Mt. Whitney is the highest peak in the lower 48, and one of the most sought after. Almost named “Fisherman’s Peak” Mt. Whitney was first climbed in 1873 by the “fishermen”; John Lucas, Charles Begole and Albert H. Johnson. The local Paiute Indians, named Mt. Whitney Too-man-go-yah- (the very old man) and as legend has it a Great Spirit lives inside the mountain and watches over the people from his high perch. People of all ability levels flock to stand on its broad summit. The overwhelming majorities stumble to the top via the Mount Whitney Trail. In the summer months it is not uncommon to have several hundred bleary-eyed people talking on cell phones and watching TV on the summit. From the East the peak is much quieter and looks much more impressive guarded by its sheer granite walls. Sierra Mountain Guides offers trips on several different east side routes including the Mountaineers route, the East Face, and the East Buttress. For any of the routes on our three- day trips, you will hike 5 miles and about 5,200 feet to your camp. On the second day, you will climb Whitney (around 1000') and on the third day you will hike out.
The Mountaineers Route:
The Mountaineer’s Route is a challenging undertaking and requires excellent fitness and a spirit of mountaineering adventure that harkens back to the first ascent of the mountain. By comparison, consider that the Whitney Trail route starts and finishes at the same place but is almost twice as far in mileage! Enjoy the steep and direct aesthetics, and greater solitude getting to the highest summit. Prepare to climb a snow or rock filled gully for about 1000' and then you will enjoy technical scrambling which will be safely protected by your experienced guide for the last few hundred feet! This route may require crampons and/or ice axes depending on the time of year. No matter what time of year, however, you will definitely want your camera!
The East Face route is one of the 50 Classic Climbs in North America. You’ll be blown away by the, “The Fresh Air Traverse”, which as its name implies adds exciting exposure to the climb. Dr. Robert Underhill, a member of the first party to climb the route in 1931 exclaimed, “The beauty of the climb in general lies chiefly in its unexpected possibility, up the apparent precipice, and in the intimate contact it affords with the features that lend Mt. Whitney its real impressiveness.”

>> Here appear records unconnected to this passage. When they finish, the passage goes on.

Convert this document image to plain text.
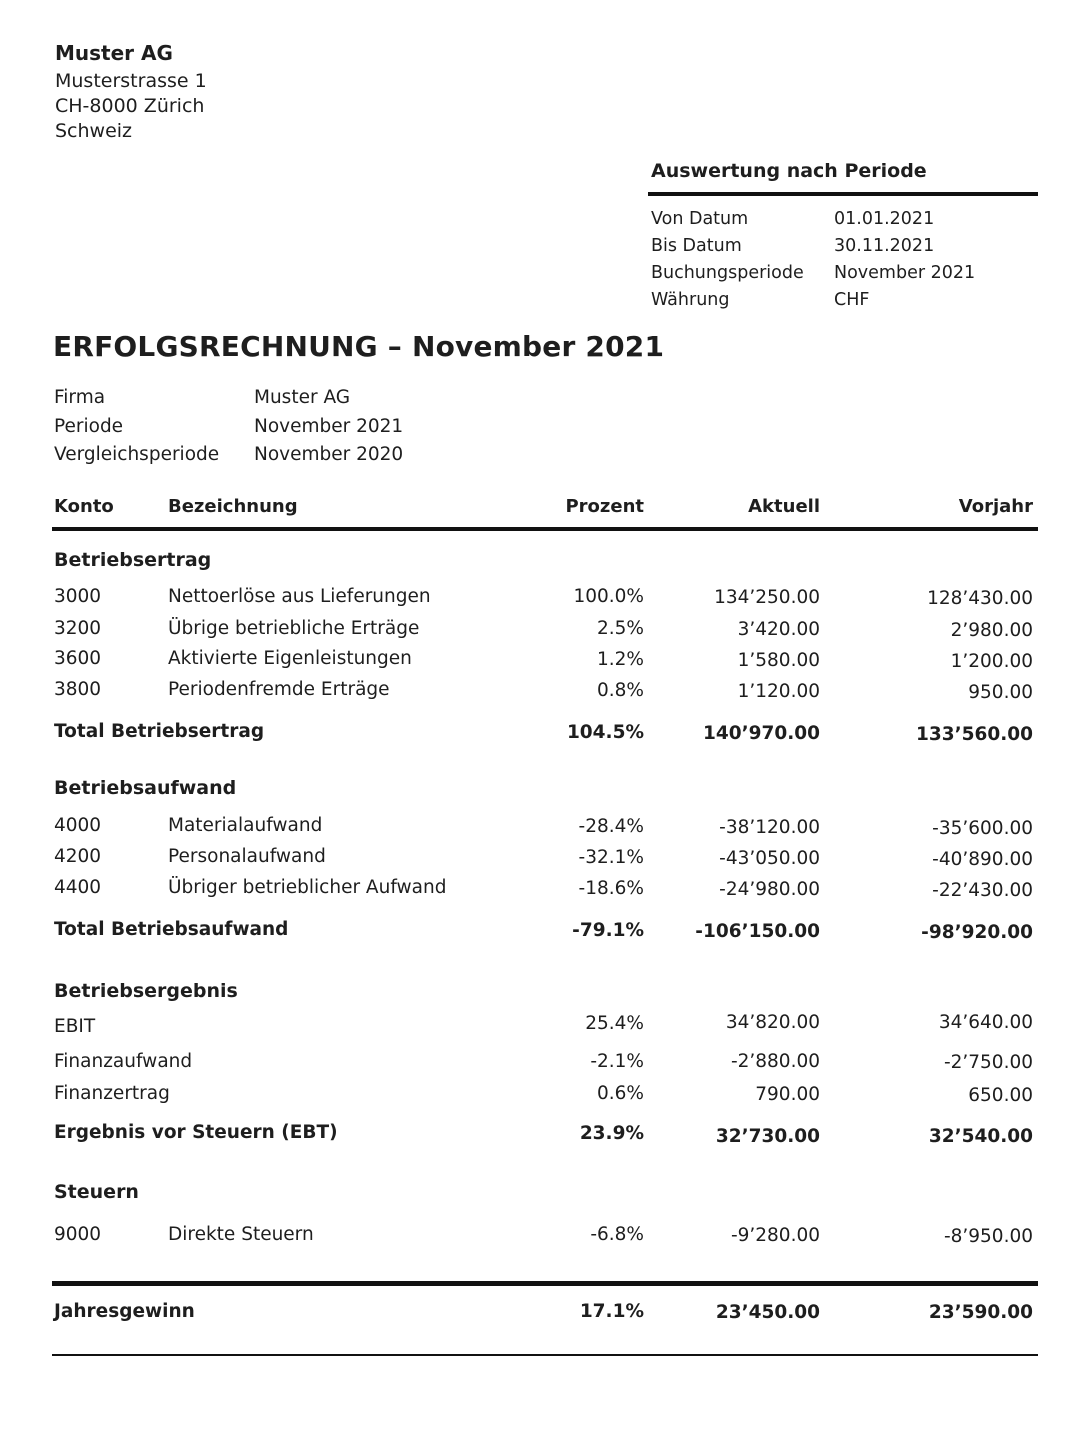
Muster AG
Musterstrasse 1
CH-8000 Zürich
Schweiz
Auswertung nach Periode
Von Datum	01.01.2021
Bis Datum	30.11.2021
Buchungsperiode November 2021
Währung	CHF
ERFOLGSRECHNUNG – November 2021
Firma	Muster AG
Periode	November 2021
Vergleichsperiode November 2020
Konto	Bezeichnung	Prozent	Aktuell	Vorjahr
Betriebsertrag
3000	Nettoerlöse aus Lieferungen	100.0%	134’250.00	128’430.00
3200	Übrige betriebliche Erträge	2.5%	3’420.00	2’980.00
3600	Aktivierte Eigenleistungen	1.2%	1’580.00	1’200.00
3800	Periodenfremde Erträge	0.8%	1’120.00	950.00
Total Betriebsertrag	104.5%	140’970.00	133’560.00
Betriebsaufwand
4000	Materialaufwand	-28.4%	-38’120.00	-35’600.00
4200	Personalaufwand	-32.1%	-43’050.00	-40’890.00
4400	Übriger betrieblicher Aufwand	-18.6%	-24’980.00	-22’430.00
Total Betriebsaufwand	-79.1%	-106’150.00	-98’920.00
Betriebsergebnis
EBIT	25.4%	34’820.00	34’640.00
Finanzaufwand	-2.1%	-2’880.00	-2’750.00
Finanzertrag	0.6%	790.00	650.00
Ergebnis vor Steuern (EBT)	23.9%	32’730.00	32’540.00
Steuern
9000	Direkte Steuern	-6.8%	-9’280.00	-8’950.00
Jahresgewinn	17.1%	23’450.00	23’590.00
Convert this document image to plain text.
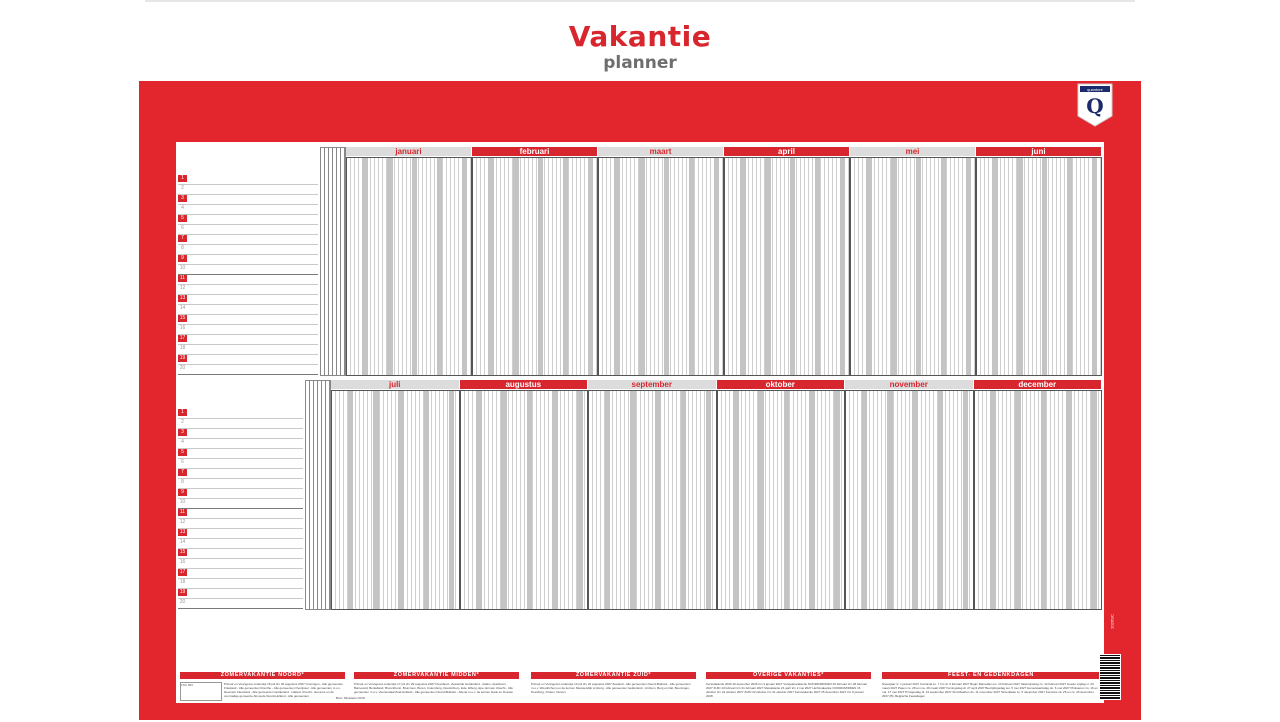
Vakantie
planner
Q
quantore
januari	februari	maart	april	mei	juni
1
2
3
4
5
6
7
8
9
10
11
12
13
14
15
16
17
18
19
20
juli	augustus	september	oktober	november	december
1
2
3
4
5
6
7
8
9
10
11
12
13
14
15
16
17
18
19
20
ZOMERVAKANTIE NOORD*
Primair en Voortgezet onderwijs 18 juli t/m 30 augustus 2027 Groningen - Alle gemeenten Friesland - Alle gemeenten Drenthe - Alle gemeenten Overijssel - Alle gemeenten m.u.v. Deventer Flevoland - Alle gemeenten Gelderland - Hattem Utrecht - Eemnes en de voormalige gemeente Abcoude Noord-Holland - Alle gemeenten
ZOMERVAKANTIE MIDDEN*
Primair en Voortgezet onderwijs 17 juli t/m 29 augustus 2027 Flevoland - Zeewolde Gelderland - Aalten, Apeldoorn, Barneveld, Berkelland, Bronckhorst, Brummen, Buren, Culemborg, Doetinchem, Ede, Elburg, Epe, Ermelo Utrecht - Alle gemeenten m.u.v. Veenendaal Zuid-Holland - Alle gemeenten Noord-Brabant - Altena m.u.v. de kernen Hank en Dussen
ZOMERVAKANTIE ZUID*
Primair en Voortgezet onderwijs 10 juli t/m 22 augustus 2027 Zeeland - Alle gemeenten Noord-Brabant - Alle gemeenten m.u.v. Woudrichem en de kernen Nieuwendijk Limburg - Alle gemeenten Gelderland - Arnhem, Berg en Dal, Beuningen, Doesburg, Druten, Duiven
OVERIGE VAKANTIES*
Kerstvakantie 2026 19 december 2026 t/m 3 januari 2027 Voorjaarsvakantie NOORD/MIDDEN 20 februari t/m 28 februari 2027 ZUID 13 februari t/m 21 februari 2027 Meivakantie 24 april t/m 2 mei 2027 Herfstvakantie NOORD/MIDDEN 16 oktober t/m 24 oktober 2027 ZUID 23 oktober t/m 31 oktober 2027 Kerstvakantie 2027 25 december 2027 t/m 9 januari 2028
FEEST- EN GEDENKDAGEN
Nieuwjaar vr. 1 januari 2027 Carnaval zo. 7 t/m di. 9 februari 2027 Begin Ramadan wo. 10 februari 2027 Valentijnsdag zo. 14 februari 2027 Goede vrijdag vr. 26 maart 2027 Pasen zo. 28 en ma. 29 maart 2027 Koningsdag di. 27 april 2027 Bevrijdingsdag wo. 5 mei 2027 Hemelvaartsdag do. 6 mei 2027 Pinksteren zo. 16 en ma. 17 mei 2027 Prinsjesdag di. 21 september 2027 Sint-Maarten do. 11 november 2027 Sinterklaas zo. 5 december 2027 Kerstmis za. 25 en zo. 26 december 2027 (B): Belgische Feestdagen
FSC MIX
Bron: Ministerie OCW
2026SC
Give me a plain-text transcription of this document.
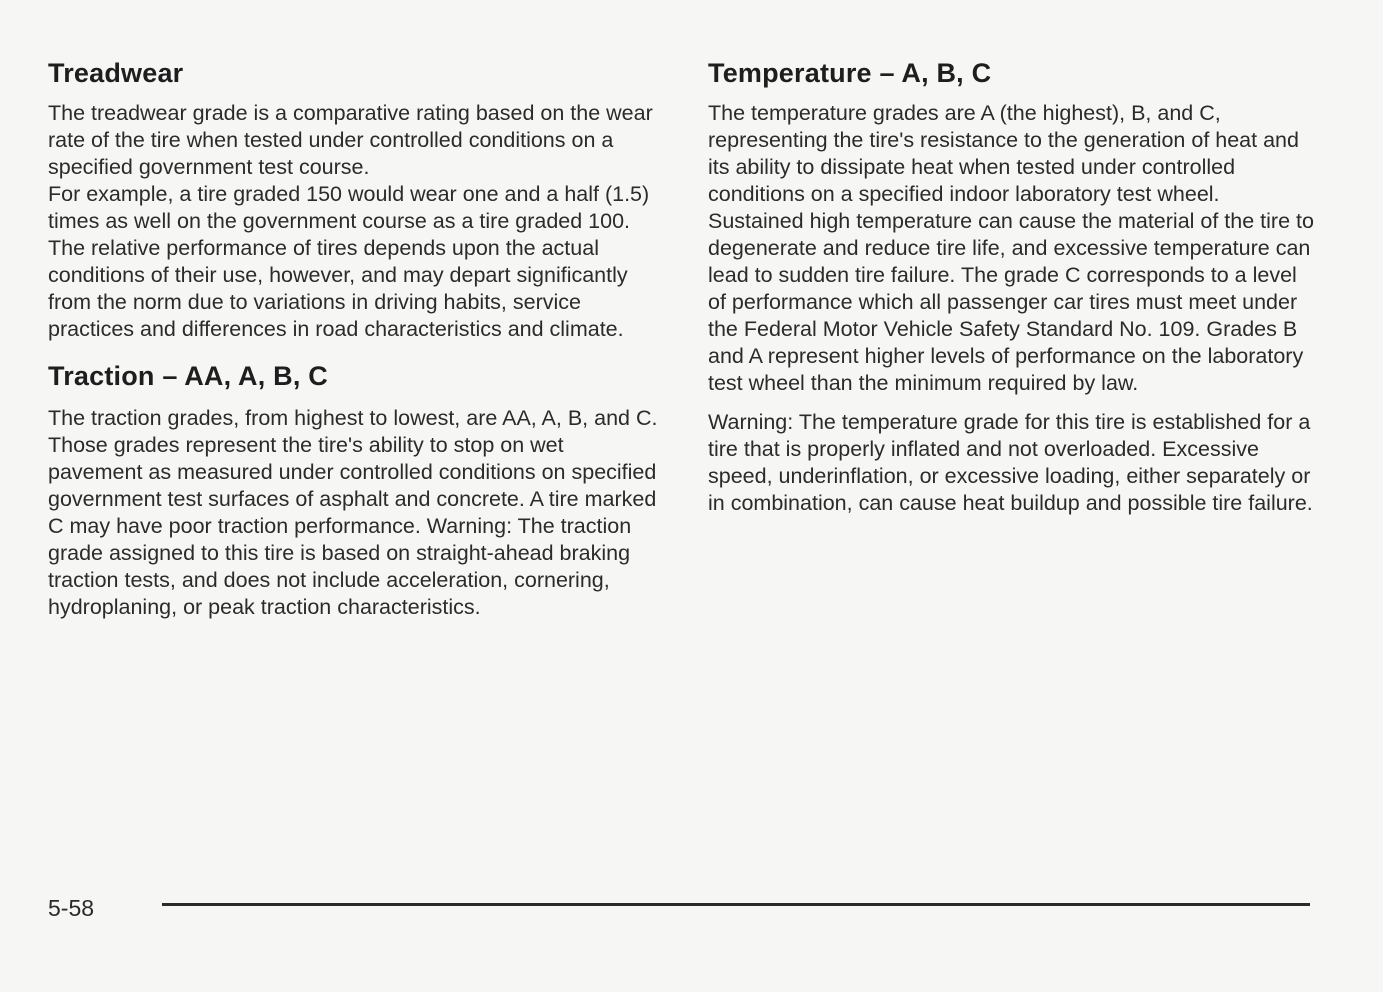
Treadwear

The treadwear grade is a comparative rating based on the wear rate of the tire when tested under controlled conditions on a specified government test course.

For example, a tire graded 150 would wear one and a half (1.5) times as well on the government course as a tire graded 100. The relative performance of tires depends upon the actual conditions of their use, however, and may depart significantly from the norm due to variations in driving habits, service practices and differences in road characteristics and climate.

Traction – AA, A, B, C

The traction grades, from highest to lowest, are AA, A, B, and C. Those grades represent the tire's ability to stop on wet pavement as measured under controlled conditions on specified government test surfaces of asphalt and concrete. A tire marked C may have poor traction performance. Warning: The traction grade assigned to this tire is based on straight-ahead braking traction tests, and does not include acceleration, cornering, hydroplaning, or peak traction characteristics.

Temperature – A, B, C

The temperature grades are A (the highest), B, and C, representing the tire's resistance to the generation of heat and its ability to dissipate heat when tested under controlled conditions on a specified indoor laboratory test wheel. Sustained high temperature can cause the material of the tire to degenerate and reduce tire life, and excessive temperature can lead to sudden tire failure. The grade C corresponds to a level of performance which all passenger car tires must meet under the Federal Motor Vehicle Safety Standard No. 109. Grades B and A represent higher levels of performance on the laboratory test wheel than the minimum required by law.

Warning: The temperature grade for this tire is established for a tire that is properly inflated and not overloaded. Excessive speed, underinflation, or excessive loading, either separately or in combination, can cause heat buildup and possible tire failure.

5-58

The East Buttress is only slightly more difficult and sustained than the East Face. It was originally named the “Sunshine Peewee” route by the first accent party. This route represents the cleanest, most direct line from high camp to summit. It features high-quality climbing on good granite up the buttress to the “Peewee Pillar”, a gigantic block precariously perched on the buttress. The route continues around the pillar for a few more perfect crack pitches to the summit.